Note that that half mil is just for the design. Should the city be in the garage building business? Wouldn’t a private developer be better- for taxpayers at least? Or maybe downtown parking has to be subsidized to make it affordable.
“Several exciting projects have begun to take shape recently. This is great news for downtown, but we need to be aware that construction will reduce the availability of surface parking, especially in our dense employment corridors,” said Guy V. Worley, CEO of Capitol South and Chair of the Downtown Parking Work Group.
Guy Worley used to be Mayor Coleman’s chief of staff, and was “recently appointed as Chief Executive Officer of Columbus Downtown Development Corporation (CDDC) and Capitol South Community Urban Redevelopment Corporation,” according to his bio (pdf).
Here’s more on the subsidy issue from Columbus developer Frank Kass, a member of the Downtown Parking Work Group, from Business First back in March:
“We need to address specific parking needs where employment and the accessibility and cost of parking are out of whack,” he said.
City involvement could cut the cost of parking for employers in half, Kass said, and he expects downtown landlords to contribute land for any areas needing parking.
“You can pay for (the garages) in part by what it does for downtown employment, because everybody working in the city pays a 2 percent income tax,” he said.

[…] And as the always-interesting Columbuser blog notes, Guy Worley is alittle too close to Mayor Colema… Guy Worley used to be Mayor Coleman’s chief of staff, and was “recently appointed as Chief Executive Officer of Columbus Downtown Development Corporation (CDDC) and Capitol South Community Urban Redevelopment Corporation,” according to his bio (pdf). […]
Just what the city without transit needs, more parking garages! Columbus may be the largest city in the developed world without passenger train service of any kind (intercity, subway, light rail, has deplorable bus service)and already has the largest percentage of parking garages per square foot of any American city. Other cities are starting to see how keeping cars out of downtown spurs growth and development; Columbus, stuck in 60’s think, wants to bring more cars downtown. Stop the madness!

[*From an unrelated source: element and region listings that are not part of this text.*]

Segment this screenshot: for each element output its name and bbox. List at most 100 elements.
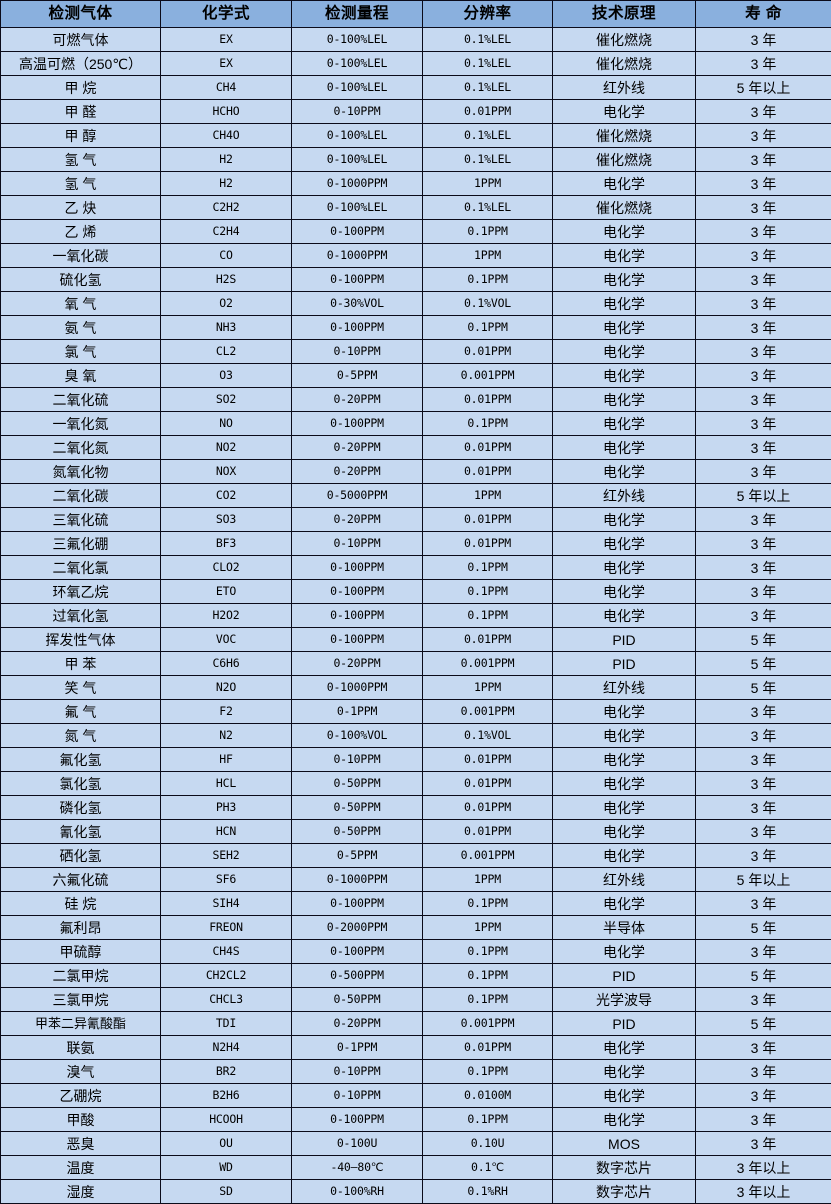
cell-lifetime: 3 年 — [696, 1132, 831, 1156]
cell-gas: 三氯甲烷 — [1, 988, 161, 1012]
cell-lifetime: 3 年 — [696, 172, 831, 196]
cell-lifetime: 3 年 — [696, 220, 831, 244]
cell-resolution: 0.1%LEL — [423, 148, 553, 172]
cell-chemical-formula: VOC — [161, 628, 292, 652]
cell-lifetime: 3 年 — [696, 844, 831, 868]
cell-chemical-formula: SD — [161, 1180, 292, 1204]
cell-resolution: 0.1%RH — [423, 1180, 553, 1204]
cell-chemical-formula: H2 — [161, 148, 292, 172]
cell-lifetime: 3 年 — [696, 508, 831, 532]
cell-lifetime: 3 年 — [696, 292, 831, 316]
cell-chemical-formula: SF6 — [161, 868, 292, 892]
cell-chemical-formula: SIH4 — [161, 892, 292, 916]
cell-technology: 红外线 — [553, 676, 696, 700]
cell-lifetime: 3 年 — [696, 316, 831, 340]
cell-resolution: 1PPM — [423, 676, 553, 700]
cell-detection-range: 0-100PPM — [292, 604, 423, 628]
cell-gas: 甲 醛 — [1, 100, 161, 124]
cell-lifetime: 3 年 — [696, 1084, 831, 1108]
cell-technology: MOS — [553, 1132, 696, 1156]
cell-detection-range: 0-50PPM — [292, 988, 423, 1012]
cell-gas: 氢 气 — [1, 172, 161, 196]
cell-lifetime: 3 年 — [696, 364, 831, 388]
cell-detection-range: 0-100PPM — [292, 316, 423, 340]
cell-chemical-formula: N2O — [161, 676, 292, 700]
cell-resolution: 0.001PPM — [423, 364, 553, 388]
cell-chemical-formula: O2 — [161, 292, 292, 316]
cell-technology: 电化学 — [553, 796, 696, 820]
cell-detection-range: 0-50PPM — [292, 772, 423, 796]
column-header-resolution: 分辨率 — [423, 1, 553, 28]
cell-lifetime: 3 年 — [696, 52, 831, 76]
cell-lifetime: 5 年 — [696, 628, 831, 652]
column-header-chemical-formula: 化学式 — [161, 1, 292, 28]
cell-lifetime: 5 年以上 — [696, 868, 831, 892]
cell-chemical-formula: HCHO — [161, 100, 292, 124]
cell-lifetime: 3 年 — [696, 388, 831, 412]
cell-gas: 氯化氢 — [1, 772, 161, 796]
cell-chemical-formula: B2H6 — [161, 1084, 292, 1108]
cell-gas: 甲硫醇 — [1, 940, 161, 964]
cell-resolution: 0.01PPM — [423, 100, 553, 124]
column-header-gas: 检测气体 — [1, 1, 161, 28]
cell-technology: 电化学 — [553, 940, 696, 964]
cell-technology: 数字芯片 — [553, 1156, 696, 1180]
cell-detection-range: 0-100%VOL — [292, 724, 423, 748]
cell-chemical-formula: H2 — [161, 172, 292, 196]
cell-detection-range: 0-1PPM — [292, 700, 423, 724]
cell-gas: 乙 炔 — [1, 196, 161, 220]
cell-gas: 氟化氢 — [1, 748, 161, 772]
cell-gas: 二氧化氯 — [1, 556, 161, 580]
cell-resolution: 0.001PPM — [423, 844, 553, 868]
cell-lifetime: 3 年 — [696, 820, 831, 844]
cell-technology: 电化学 — [553, 580, 696, 604]
cell-detection-range: 0-10PPM — [292, 340, 423, 364]
cell-lifetime: 3 年 — [696, 604, 831, 628]
cell-resolution: 0.10U — [423, 1132, 553, 1156]
cell-technology: 电化学 — [553, 220, 696, 244]
cell-chemical-formula: CH4O — [161, 124, 292, 148]
cell-resolution: 0.1%LEL — [423, 28, 553, 52]
cell-resolution: 0.1PPM — [423, 556, 553, 580]
column-header-lifetime: 寿 命 — [696, 1, 831, 28]
cell-detection-range: 0-100PPM — [292, 580, 423, 604]
cell-lifetime: 3 年 — [696, 460, 831, 484]
cell-detection-range: 0-2000PPM — [292, 916, 423, 940]
cell-chemical-formula: C6H6 — [161, 652, 292, 676]
cell-resolution: 0.1PPM — [423, 1108, 553, 1132]
cell-detection-range: 0-100PPM — [292, 892, 423, 916]
cell-lifetime: 3 年 — [696, 436, 831, 460]
cell-resolution: 0.1%LEL — [423, 52, 553, 76]
cell-technology: 数字芯片 — [553, 1180, 696, 1204]
cell-chemical-formula: PH3 — [161, 796, 292, 820]
cell-gas: 氨 气 — [1, 316, 161, 340]
cell-detection-range: 0-100PPM — [292, 1108, 423, 1132]
cell-lifetime: 3 年 — [696, 196, 831, 220]
cell-resolution: 0.01PPM — [423, 436, 553, 460]
cell-technology: 电化学 — [553, 532, 696, 556]
cell-detection-range: 0-10PPM — [292, 532, 423, 556]
cell-gas: 氮氧化物 — [1, 460, 161, 484]
cell-technology: 电化学 — [553, 1084, 696, 1108]
cell-lifetime: 5 年以上 — [696, 76, 831, 100]
cell-gas: 甲酸 — [1, 1108, 161, 1132]
cell-gas: 乙硼烷 — [1, 1084, 161, 1108]
cell-lifetime: 5 年 — [696, 1012, 831, 1036]
cell-lifetime: 3 年 — [696, 748, 831, 772]
cell-technology: 电化学 — [553, 172, 696, 196]
cell-resolution: 1PPM — [423, 172, 553, 196]
cell-chemical-formula: CH4 — [161, 76, 292, 100]
cell-chemical-formula: H2S — [161, 268, 292, 292]
cell-gas: 联氨 — [1, 1036, 161, 1060]
cell-technology: 红外线 — [553, 484, 696, 508]
cell-technology: 电化学 — [553, 772, 696, 796]
cell-technology: 电化学 — [553, 556, 696, 580]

[…] Friday the city announced plans to build two garages downtown Here’s the story in the Dispatch. The garages will be financed with lower-interest city […]
I think that parking is only a big problem in the Short North area as of today. There’s few surface lots, few garages, and few public parking spots. And we’re not going to have any sort of solution available in that area for another year when the Urban Oasis public garage goes in adding a whopping 250 spots. We needed an extra 250 spots in the Short North 3 years ago. Who knows what we’ll need next year when we finally get these.
As for downtown, I agree with a lot of people who are saying that parking isn’t a huge problem today. But that doesn’t mean we shouldn’t be prepared for change. The new Edwards project is going to take up 9 city blocks, almost all of which are currently parking lots. According to that Dispatch article I posted earlier, 1,500 parking spots are going away downtown in the next year and a half. These parking garages being planned aren’t going to help us with parking, they’re going to give us 1,400 spots back, barely even maintaining the status quo.
If we don’t do SOMETHING ahead of time, we’re likely to have a similar parking problem with what the Short North is facing today. And I don’t know about anyone else, but I’d rather fix a problem ahead of time with proper planning instead of waiting until the problem turns into an emergency before we even start to think about doing something about it.
I really see this as a great display of the whole “damned if you do, damned if you don’t” public outcry problem the city faces. People will scream at the city for allowing the parking problem in the Short North to get so bad and not doing anything about it until now, and then turn around and scream at the city for trying to build parking garages downtown ahead of the curve when a lot of parking spaces are in the process of disappearing.